1. Discuss each of the following conic sections and sketch the graph: (a) \( 63 y^{2}+42 y-18 x^{2}+36 x \sqrt{2}=155 \) (b) \( 25 y^{2}+100 y-4 x^{2}-48 x-44=0 \) 2. A conic section with centre at \( (\sqrt{2},-1) \) has the value of eccentricity given by \( e=\frac{3 \sqrt{2}}{2} \). Given that the focal axis is horizontal and that the distance between foci and directrices is seven thirds, (a) write down the conic section's equation (b) write down the equations of directrices. 3. The opening of a tunnel is in the shape of a semi-elliptical arch. The arch is 18 metres wide and 12 metres high.
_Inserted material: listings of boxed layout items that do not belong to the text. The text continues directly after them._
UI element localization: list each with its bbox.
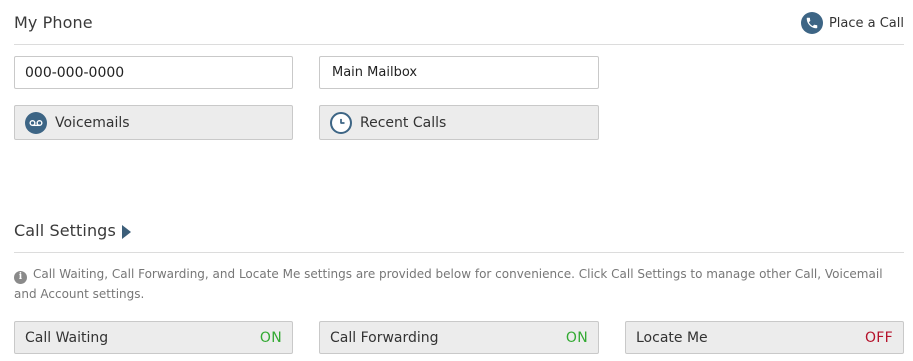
- recent-calls-label: Recent Calls: [360, 114, 447, 131]
- phone-number-field[interactable]: 000-000-0000: [14, 56, 293, 89]
- triangle-right-icon: [121, 224, 131, 239]
- toggle-label: Call Waiting: [25, 329, 109, 346]
- locate-me-toggle[interactable]: Locate Me OFF: [625, 321, 904, 354]
- toggle-label: Locate Me: [636, 329, 708, 346]
- mailbox-value: Main Mailbox: [332, 65, 418, 80]
- toggle-label: Call Forwarding: [330, 329, 439, 346]
- call-waiting-toggle[interactable]: Call Waiting ON: [14, 321, 293, 354]
- toggle-state: ON: [259, 329, 282, 346]
- divider: [14, 252, 904, 253]
- voicemails-button[interactable]: Voicemails: [14, 105, 293, 140]
- phone-icon: [800, 12, 823, 34]
- voicemail-icon: [25, 111, 47, 134]
- info-text-body: Call Waiting, Call Forwarding, and Locat…: [14, 267, 883, 301]
- call-forwarding-toggle[interactable]: Call Forwarding ON: [319, 321, 599, 354]
- toggle-state: ON: [565, 329, 588, 346]
- info-icon: i: [14, 270, 27, 284]
- phone-number-value: 000-000-0000: [25, 64, 125, 81]
- voicemails-label: Voicemails: [55, 114, 130, 131]
- toggle-state: OFF: [864, 329, 893, 346]
- page-title: My Phone: [14, 13, 93, 32]
- info-text: i Call Waiting, Call Forwarding, and Loca…: [14, 264, 894, 304]
- my-phone-page: My Phone Place a Call 000-000-0000 Main …: [0, 0, 913, 361]
- call-settings-link[interactable]: Call Settings: [14, 221, 131, 240]
- divider: [14, 44, 904, 45]
- call-settings-label: Call Settings: [14, 221, 116, 240]
- place-call-label: Place a Call: [828, 15, 904, 31]
- recent-calls-button[interactable]: Recent Calls: [319, 105, 599, 140]
- clock-icon: [330, 111, 352, 134]
- place-call-button[interactable]: Place a Call: [800, 12, 904, 34]
- mailbox-field[interactable]: Main Mailbox: [319, 56, 599, 89]
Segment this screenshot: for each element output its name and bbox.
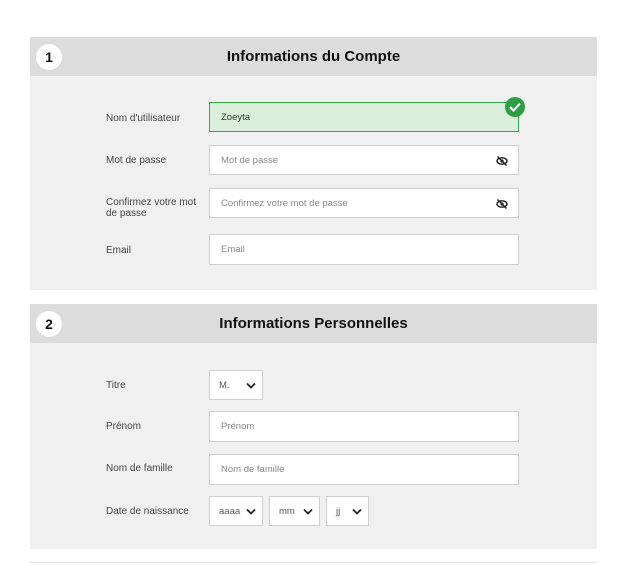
- birth-month-value: mm: [279, 505, 295, 517]
- birth-month-select[interactable]: mm: [269, 496, 320, 526]
- chevron-down-icon: [246, 508, 256, 515]
- confirm-password-placeholder: Confirmez votre mot de passe: [221, 197, 348, 209]
- birthdate-label: Date de naissance: [106, 506, 189, 517]
- section-title: Informations du Compte: [226, 48, 401, 65]
- password-placeholder: Mot de passe: [221, 154, 279, 166]
- section-title: Informations Personnelles: [219, 315, 408, 332]
- confirm-password-field[interactable]: Confirmez votre mot de passe: [209, 188, 519, 218]
- title-value: M.: [219, 379, 230, 391]
- title-label: Titre: [106, 380, 126, 391]
- eye-slash-icon[interactable]: [496, 198, 508, 210]
- username-label: Nom d'utilisateur: [106, 113, 181, 124]
- check-icon: [505, 97, 525, 117]
- birth-year-select[interactable]: aaaa: [209, 496, 263, 526]
- firstname-field[interactable]: Prénom: [209, 411, 519, 442]
- birth-day-value: jj: [336, 505, 341, 517]
- account-info-section: 1 Informations du Compte Nom d'utilisate…: [30, 37, 597, 290]
- lastname-field[interactable]: Nom de famille: [209, 454, 519, 485]
- section-header: 1 Informations du Compte: [30, 37, 597, 76]
- birth-day-select[interactable]: jj: [326, 496, 369, 526]
- title-select[interactable]: M.: [209, 370, 263, 400]
- section-header: 2 Informations Personnelles: [30, 304, 597, 343]
- lastname-label: Nom de famille: [106, 463, 173, 474]
- chevron-down-icon: [246, 382, 256, 389]
- email-field[interactable]: Email: [209, 234, 519, 265]
- chevron-down-icon: [352, 508, 362, 515]
- confirm-password-label: Confirmez votre mot de passe: [106, 197, 197, 219]
- lastname-placeholder: Nom de famille: [221, 464, 285, 475]
- password-label: Mot de passe: [106, 155, 167, 166]
- email-placeholder: Email: [221, 244, 245, 255]
- username-field[interactable]: Zoeyta: [209, 102, 519, 132]
- firstname-label: Prénom: [106, 421, 142, 432]
- chevron-down-icon: [303, 508, 313, 515]
- divider: [30, 562, 597, 563]
- eye-slash-icon[interactable]: [496, 155, 508, 167]
- email-label: Email: [106, 245, 132, 256]
- password-field[interactable]: Mot de passe: [209, 145, 519, 175]
- birth-year-value: aaaa: [219, 505, 241, 517]
- personal-info-section: 2 Informations Personnelles Titre M. Pré…: [30, 304, 597, 549]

Find the height of the arch 4 metres from the edge of the tunnel.

To dive into the conic sections you mentioned, we need to analyze and rearrange the equations you've provided. Conic sections have intriguing histories and numerous applications, so let's consider some engaging insights on them! In the case of the first equation \( 63 y^{2}+42 y-18 x^{2}+36 x \sqrt{2}=155 \), with some tidying up, we see that this is a hyperbola. As for the second equation \( 25 y^{2}+100 y-4 x^{2}-48 x-44=0 \), when simplified, showcases a different conic—generally a hyperbola as well, depending on the standard form. Did you know that conic sections were studied extensively by ancient Greek mathematicians? They were originally classified based on their shapes, projecting fascinating insights into geometric properties that have influenced various fields including astronomy and engineering! Now, moving on to practical applications, conic sections like ellipses and parabolas underlie the design of orbits in astrophysics, the paths of projectiles in engineering, and even the data patterns in economics! For instance, the parabolic shape of satellite dishes is crucial as it allows for the optimal collection of signals. Isn't it amazing how these mathematical concepts shape our world around us? Let's sketch those graphs and dive into their properties while having fun with some real-world applications!